Was die Braut geträumt hat. Ein Gelegenheitsgedicht (1896)

Braut, Die

Wünscht Ihrem Bräutigam durchs Fenster eine gute Nacht, »sieht mit leuchtenden Augen den Verlobungsring an« (III, 83) und schläft in ihrem Mädchenzimmer im Sessel ein. Kurz darauf wird sie, halb wach, halb träumend, von drei geisterhaften Kindererscheinungen besucht, die aus den Vorhängen heraustreten. Auf Amor reagiert sie gereizt und abweisend. Sie nennt ihn unbescheiden, unverschämt, prahlerisch und ungezogen. Weil er aber auch etwas Unterhaltsames an sich hat, lässt sie ihn sich setzen und hört ihm belustigt zu. Als Amors durchdringender Blick sie trifft, vergeht ihr das Lachen und sie kniet ehrfürchtig vor ihm nieder. Daraufhin verschwindet Amor höhnisch lachend im Kamin und lässt die Braut nachdenklich zurück: »Welche tückischen Gewalten / Stecken hinter diesen Falten? / Schütteln diese Wände böse / Träume auf mich Arme nieder, / Weil ich mich von ihnen löse?« (III, 86). Mitzi, das zweite Kind, lässt die Braut kaum zu Wort kommen. Sie möchte erfahren, wie eine »neue, neue Braut« sich verhält (III, 88). Vom dritten Kind, dem Kind aus Günselsdorf, wird die Braut an ihre fröhliche Kindheit erinnert. Sie träumt halbwach davon, mit ihm davonzufliegen und mit dem Geliebten ganz eins zu werden. Bevor der Vorhang fällt, sinkt sie wieder in einen tiefen Schlaf.

Kind, Erstes (Amor)

Amor tritt typgerecht in Erscheinung: »mit goldenen Flügeln, den Köcher mit Pfeilen auf dem Rücken, den Bogen in der Hand« (III, 83). Er behauptet derjenige zu sein, den die Braut fürchtet und verehrt. Von Amor allein – nicht durch das Leben – habe sie Ihre Liebesweisheiten. Als die Braut widerspricht, lässt Amor sie spüren, dass er sie wie eine Marionette in der Hand hat.

Kind, Zweites (Mitzi)

Im zweiten Kind erkennt die Braut die kleine Mitzi, die ihr aus Kindheitstagen bekannt ist. Mitzi tritt geisterhaft nur halb aus den Vorhängen hervor. Sie ist gekommen, um den Zustand der frisch Verliebten zu begutachten und zu kommentieren: »Du bist / So verliebt, du wirst dich bald / Selber nicht im Spiegel kennen.« (III, 87) Mitzi verschwindet mit den Worten »Wie dumm du bist« und lässt die Braut verwundert zurück (III, 88).
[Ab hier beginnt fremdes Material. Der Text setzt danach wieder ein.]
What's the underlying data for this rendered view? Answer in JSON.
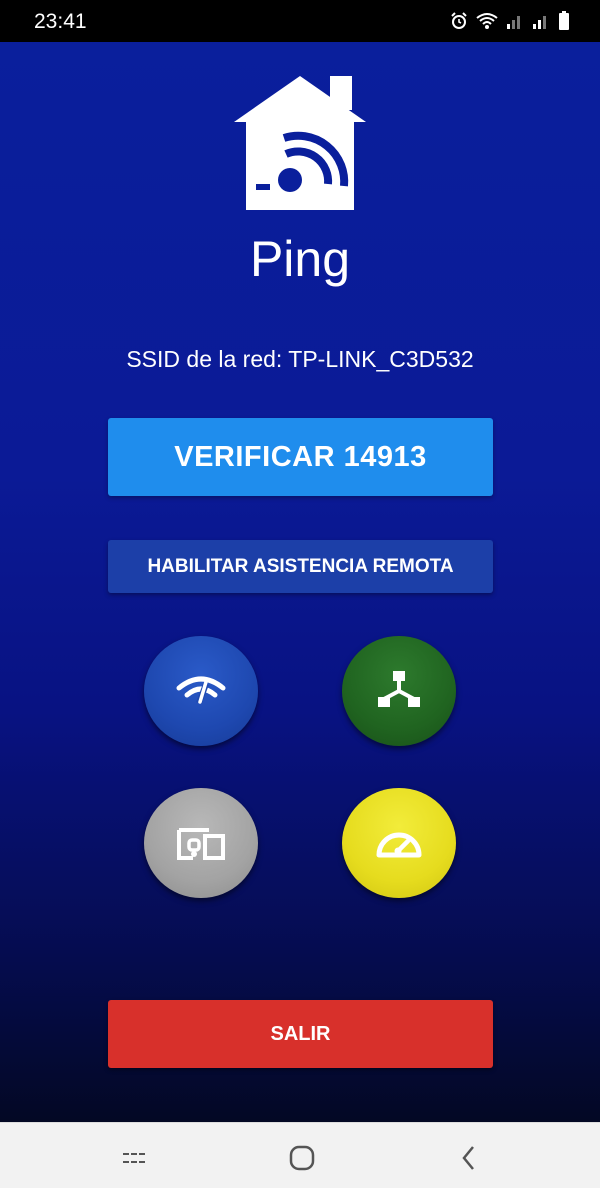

Kind, Drittes (Ein Kind aus Günselsdorf)

Das kleine »Schulkind mit erfrorenen Händen, eine Schiefertafel unterm Arm, Schneeflocken auf der Pelzmütze« (III, 89), kommt aus Günselsdorf herbei geflogen und erinnert die Braut an den Frühling ihrer Kindheit: »Redest du von Welt und Leben / Wie von schönen Spielerein, / – Kindertage fühl' ich weben, / Ganz Vergessnes schwebt herein!« (III, 90)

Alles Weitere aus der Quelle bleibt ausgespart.